Gazze Mahkemesi, İstanbul'da düzenlenen nihai oturumunda aldığı kararlarda şu tespitlere yer verdi.
"Gazze Mahkemesi, İstanbul'da düzenlenen nihai oturumunda aldığı kararlarda şu tespitlere yer verdi: Açlığın silah haline getirilmesi, tıbbi bakımın reddedilmesi ve zorla yerinden edilme uygulamaları, tüm nüfusun toplu cezalandırılmasının ve soykırımın araçlarıdır. İsrail, kökleri Siyonizm'in üstünlükçü ideolojisine dayanan daha geniş bir apartheid rejimi içinde Gazze'deki Filistin halkına karşı devam eden bir soykırım gerçekleştirmektedir.
Batılı hükümetler, özellikle ABD, diplomatik koruma, silah ve parçaları, istihbarat, askeri yardım ve eğitim sağlama ve ekonomik ilişkileri sürdürme yoluyla İsrail'in soykırımına suç ortası olmuş, bazı durumlarda ise bu soykırımda işbirliği yapmışlardır. Siyasi, askeri, ekonomik ve ideolojik olarak sorumlu olan herkes, her türlü yasal yolla ve yasanın izin verdiği ölçüde tam olarak sorumlu tutulmalıdır.

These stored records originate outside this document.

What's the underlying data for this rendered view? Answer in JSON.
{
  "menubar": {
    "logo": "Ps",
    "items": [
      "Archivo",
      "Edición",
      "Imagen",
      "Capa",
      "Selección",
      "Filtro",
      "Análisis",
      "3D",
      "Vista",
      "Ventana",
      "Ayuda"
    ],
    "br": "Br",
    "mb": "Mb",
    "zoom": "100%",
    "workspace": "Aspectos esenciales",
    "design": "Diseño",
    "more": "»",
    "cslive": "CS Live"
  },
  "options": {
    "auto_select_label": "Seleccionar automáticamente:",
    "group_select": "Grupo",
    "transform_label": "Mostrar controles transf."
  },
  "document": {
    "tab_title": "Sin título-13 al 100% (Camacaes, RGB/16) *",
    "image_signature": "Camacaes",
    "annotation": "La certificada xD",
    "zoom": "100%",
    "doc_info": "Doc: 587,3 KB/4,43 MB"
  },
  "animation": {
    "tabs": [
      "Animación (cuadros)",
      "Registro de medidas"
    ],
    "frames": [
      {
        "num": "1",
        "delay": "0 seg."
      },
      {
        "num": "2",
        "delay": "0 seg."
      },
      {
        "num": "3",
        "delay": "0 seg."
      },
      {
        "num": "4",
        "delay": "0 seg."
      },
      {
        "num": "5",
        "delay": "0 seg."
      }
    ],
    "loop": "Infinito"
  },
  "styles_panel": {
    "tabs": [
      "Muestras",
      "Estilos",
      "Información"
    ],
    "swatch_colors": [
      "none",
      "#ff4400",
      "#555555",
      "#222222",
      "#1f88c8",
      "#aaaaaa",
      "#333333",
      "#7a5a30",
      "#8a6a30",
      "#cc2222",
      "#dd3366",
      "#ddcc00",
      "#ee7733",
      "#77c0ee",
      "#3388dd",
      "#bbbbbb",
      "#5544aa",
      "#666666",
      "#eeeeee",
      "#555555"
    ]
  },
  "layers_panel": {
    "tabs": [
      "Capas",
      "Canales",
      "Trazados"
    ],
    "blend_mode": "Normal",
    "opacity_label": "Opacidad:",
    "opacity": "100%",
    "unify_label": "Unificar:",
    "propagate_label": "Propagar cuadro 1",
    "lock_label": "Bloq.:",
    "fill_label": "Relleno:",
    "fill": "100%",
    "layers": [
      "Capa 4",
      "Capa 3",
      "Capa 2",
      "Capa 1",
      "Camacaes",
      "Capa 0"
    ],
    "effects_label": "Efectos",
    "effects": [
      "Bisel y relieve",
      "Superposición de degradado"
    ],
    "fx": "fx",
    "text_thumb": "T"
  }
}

İsrail, uluslararası kurum ve kuruluşlardan, özellikle de Birleşmiş Milletler ve bağlı kuruluşlarından uzaklaştırılmalıdır. BM Güvenlik Konseyi'nin ABD vetoları nedeniyle kitlendiği göz önüne alındığında, BM Genel Kurulu'nun Filistin toprakları için koruyucu bir güç oluşturmak ve soykırımı durdurmak amacıyla Barış için Birleşme Kararı'nı etkinleştirmesi çağrısında bulunulmuştur.
Ayrıca, Siyonist yapıların güç kaynaklarını ve destek sütunlarını haritalandırarak, Siyonizme karşı koordineli siyasi, yasal, ekonomik, akademik, kültürel, teknolojik ve sosyal eylemlerle bu kaynakları zayıflatan, izole eden ve ortadan kaldıran küresel bir hareket inşa edilmesi gerektiği belirtilmiştir."